Он был высоким, сутулым и очень подвижным. Даже когда сидел в своем углу на тюфяке, то без конца пе­рекладывал ногу на ногу и размахивал руками. Часами ходил по камере и говорил, говорил. Чаще всего расска­зывал о первых днях оккупации Харькова, о жизни в рабочем лагере фирмы «Фарбениндустри», о подроб­ностях неудавшегося побега...

Очень скоро я почти интуитивно догадался, что в его разговорах присутствует какая-то система. Как бы усы­пив меня потоком подробных описаний, он вдруг неожи­данно спрашивал:

— Как ты относишься к евреям?

— Я с ними почти не общался, — отвечаю я.— По­этому мне трудно что-нибудь сказать...

Он с досадой прикусывает губу, но тут же широко улыбается:

— Ну их к лешему, этих жидов! Теперь о себе надо думать! Надо как-то выбираться из этой истории, кото­рую затеяли умные дяди в Берлине и Кремле. Говорят, что генералы Краснов и Шкуро подались на Дон и сей­час сколачивают там казачьи полки. Я со всем удоволь­ствием вступил бы в такой полк. А потом получил бы коня и рванул бы к своим через линию фронта. Но где мне? Я горожанин и лошадь видел лишь издалека. Вот ты — другое дело. Ты небось эту штуку освоил...
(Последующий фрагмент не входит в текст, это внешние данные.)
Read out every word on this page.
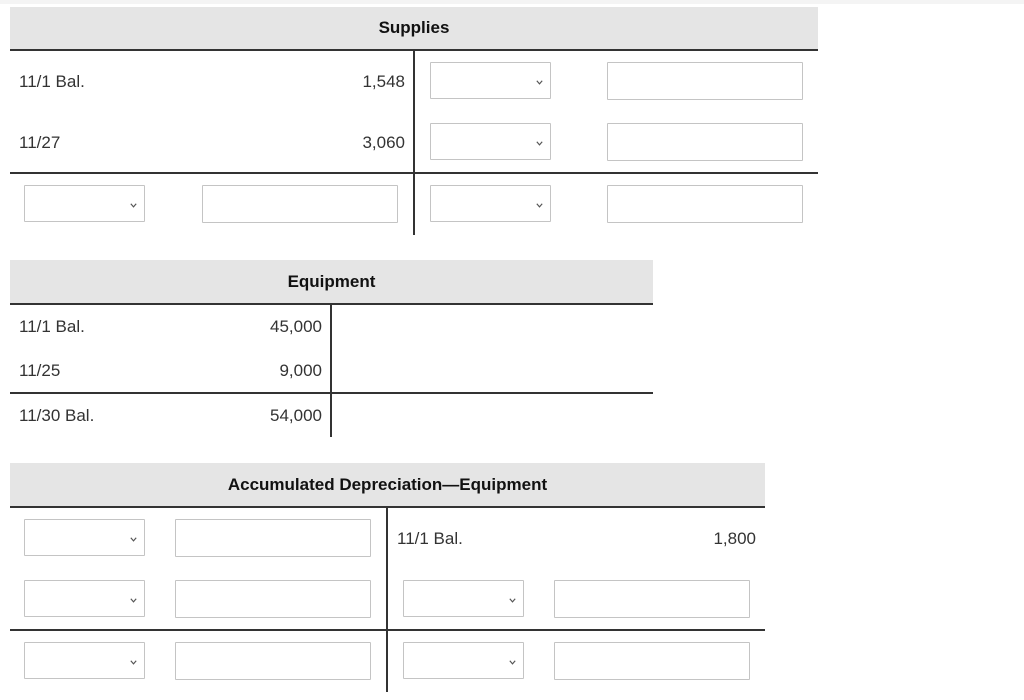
Supplies
11/1 Bal.	1,548
11/27	3,060
Equipment
11/1 Bal.	45,000
11/25	9,000
11/30 Bal.	54,000
Accumulated Depreciation—Equipment
11/1 Bal.	1,800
— Где? Когда? — удивляюсь я.

— Как где? — удивленно приподнимает брови Сашка. — Да в военном училище!

— Я учился в машиностроительном институте, — отвечаю я.— А там кафедры верховой езды, к сожале­нию, нет...
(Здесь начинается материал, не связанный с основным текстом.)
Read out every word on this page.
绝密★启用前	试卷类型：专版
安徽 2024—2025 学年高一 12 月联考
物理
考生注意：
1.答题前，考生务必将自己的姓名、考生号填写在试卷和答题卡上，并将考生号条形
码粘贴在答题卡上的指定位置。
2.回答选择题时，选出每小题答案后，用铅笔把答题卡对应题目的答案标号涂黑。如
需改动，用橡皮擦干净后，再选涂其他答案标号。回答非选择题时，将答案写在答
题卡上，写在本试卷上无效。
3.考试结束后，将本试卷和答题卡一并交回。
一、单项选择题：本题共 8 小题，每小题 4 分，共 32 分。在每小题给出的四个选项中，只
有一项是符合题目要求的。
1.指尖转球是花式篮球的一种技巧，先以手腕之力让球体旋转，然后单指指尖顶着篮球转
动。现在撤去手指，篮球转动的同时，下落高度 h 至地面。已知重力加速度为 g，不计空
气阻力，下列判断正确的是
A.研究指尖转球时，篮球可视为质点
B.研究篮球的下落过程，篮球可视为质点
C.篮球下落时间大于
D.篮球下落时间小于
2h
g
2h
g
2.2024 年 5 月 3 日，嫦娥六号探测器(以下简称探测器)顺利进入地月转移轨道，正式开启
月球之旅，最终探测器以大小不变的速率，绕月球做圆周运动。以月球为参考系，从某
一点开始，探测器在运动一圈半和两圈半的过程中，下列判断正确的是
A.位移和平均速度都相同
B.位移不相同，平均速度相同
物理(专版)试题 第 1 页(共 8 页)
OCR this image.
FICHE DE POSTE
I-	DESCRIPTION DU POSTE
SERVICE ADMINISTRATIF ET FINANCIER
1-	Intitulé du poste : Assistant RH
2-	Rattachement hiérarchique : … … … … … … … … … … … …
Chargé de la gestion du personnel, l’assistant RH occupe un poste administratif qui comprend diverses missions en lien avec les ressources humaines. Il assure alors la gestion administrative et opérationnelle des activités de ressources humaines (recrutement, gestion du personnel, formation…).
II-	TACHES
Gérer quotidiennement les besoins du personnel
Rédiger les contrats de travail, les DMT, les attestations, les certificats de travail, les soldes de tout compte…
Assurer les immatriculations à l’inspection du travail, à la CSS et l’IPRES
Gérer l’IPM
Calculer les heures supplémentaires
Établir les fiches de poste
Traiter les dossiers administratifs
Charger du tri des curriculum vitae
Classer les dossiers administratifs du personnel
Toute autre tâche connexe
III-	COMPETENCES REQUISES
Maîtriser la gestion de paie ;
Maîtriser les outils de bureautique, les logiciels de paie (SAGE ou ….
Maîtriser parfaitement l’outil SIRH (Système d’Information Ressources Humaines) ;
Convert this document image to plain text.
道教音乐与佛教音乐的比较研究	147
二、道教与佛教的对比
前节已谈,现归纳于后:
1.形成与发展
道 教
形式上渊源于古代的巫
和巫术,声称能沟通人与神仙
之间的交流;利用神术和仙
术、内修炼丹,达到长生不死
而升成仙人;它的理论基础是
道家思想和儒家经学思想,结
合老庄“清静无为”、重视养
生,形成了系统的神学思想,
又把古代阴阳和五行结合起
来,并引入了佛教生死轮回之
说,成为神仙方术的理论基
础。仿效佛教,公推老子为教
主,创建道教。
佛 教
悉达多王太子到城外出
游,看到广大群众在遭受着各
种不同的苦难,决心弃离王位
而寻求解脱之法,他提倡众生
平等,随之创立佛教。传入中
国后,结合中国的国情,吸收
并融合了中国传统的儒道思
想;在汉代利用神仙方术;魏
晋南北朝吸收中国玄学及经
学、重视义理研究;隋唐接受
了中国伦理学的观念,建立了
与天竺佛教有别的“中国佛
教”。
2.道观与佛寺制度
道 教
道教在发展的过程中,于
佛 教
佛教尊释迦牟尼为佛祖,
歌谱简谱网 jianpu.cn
Но моя ирония не выбивает его из колеи. Он так и сыплет словами и время от времени подбрасывает неожиданные вопросы:

— Ты русский? А почему у тебя татарская фамилия?
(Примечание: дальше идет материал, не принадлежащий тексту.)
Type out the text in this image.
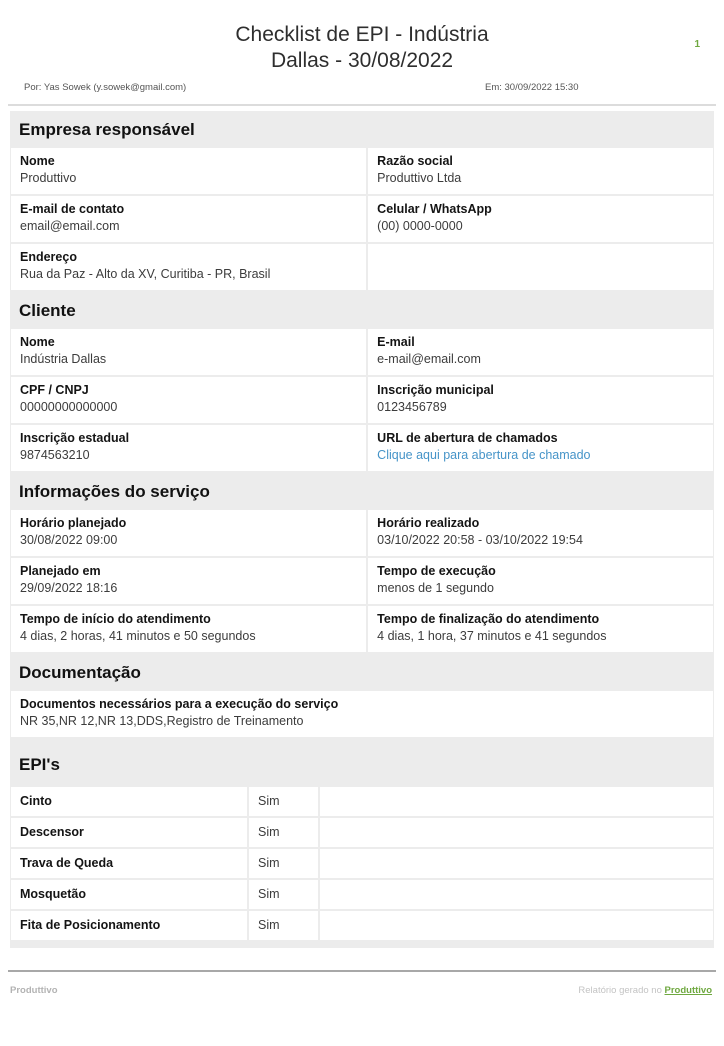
1
Checklist de EPI - Indústria
Dallas - 30/08/2022
Por: Yas Sowek (y.sowek@gmail.com)	Em: 30/09/2022 15:30
Empresa responsável
Nome
Produttivo
Razão social
Produttivo Ltda
E-mail de contato
email@email.com
Celular / WhatsApp
(00) 0000-0000
Endereço
Rua da Paz - Alto da XV, Curitiba - PR, Brasil
Cliente
Nome
Indústria Dallas
E-mail
e-mail@email.com
CPF / CNPJ
00000000000000
Inscrição municipal
0123456789
Inscrição estadual
9874563210
URL de abertura de chamados
Clique aqui para abertura de chamado
Informações do serviço
Horário planejado
30/08/2022 09:00
Horário realizado
03/10/2022 20:58 - 03/10/2022 19:54
Planejado em
29/09/2022 18:16
Tempo de execução
menos de 1 segundo
Tempo de início do atendimento
4 dias, 2 horas, 41 minutos e 50 segundos
Tempo de finalização do atendimento
4 dias, 1 hora, 37 minutos e 41 segundos
Documentação
Documentos necessários para a execução do serviço
NR 35,NR 12,NR 13,DDS,Registro de Treinamento
EPI's
Cinto	Sim
Descensor	Sim
Trava de Queda	Sim
Mosquetão	Sim
Fita de Posicionamento	Sim
Produttivo	Relatório gerado no Produttivo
— Почему ты так хорошо разбираешься в чинах Красной Армии? Сразу чувствуется военная косточка!

— Тебя поймали на швейцарской границе? Ты не дурак! Другие бегут на восток. Не понимают, бедолаги, что надо пройти три тысячи километров по территории, контролируемой гестапо!

Я понимаю, что к чему, и стараюсь помалкивать, чтобы не попасть впросак. И допускаю оплошность Небольшую, но оплошность...

Воскресенье. На потолке камеры перемещаются блики и тени яркого августовского утра. Мы с Сашкой проглотили свой эрзац-кофе и лежим на тюфяках. Не хочется ни двигаться, ни разговаривать, клонит ко сну

И тут раздается далекий грохот барабанов. Я века киваю и кричу соседу:

— Вставай!

— Зачем?

— Сейчас увидишь!

Я заставляю соседа по камере встать, быстро скла­дываю тюфяки, крышку от параши, и мы поочередно наблюдаем воскресный парад «будущего нации»...

Утро в этой тюрьме начинается не по сигналу, не по звонку. Где-то между семью и восьмью часами распа­хивается дверь камеры и в ней появляется фрау Гертруда. На фрау — аккуратный белоснежный передничек, в руках — поднос со стопкой мисок и шестилитровый чайник. А позади топчется Бруно, держащий в своей единственной руке проволочную корзинку с хлебом.

— Мо-оо-рген — каа-аафе! — протяжно, по-баварски объявляет фрау Гертруда.

Она ловко наливает кофе и выдает каждому из нас по круглому хлебцу. А Бруно, поставив корзинку, делает какие-то пометки в картонной рапортичке, висящей вверх ногами на шнурке, обмотанном вокруг его шеи.

Громко хлопает дверь, и мы остаемся одни. Кофе исторгающий запах жженого зерна, мы проглатываем сразу. А вот хлеб... С хлебом каждый волен поступать по-своему. Круглый и плоский 350-граммовый хлебец ты волен съесть сразу или поделить на части, оставив что-то на обед и ужин.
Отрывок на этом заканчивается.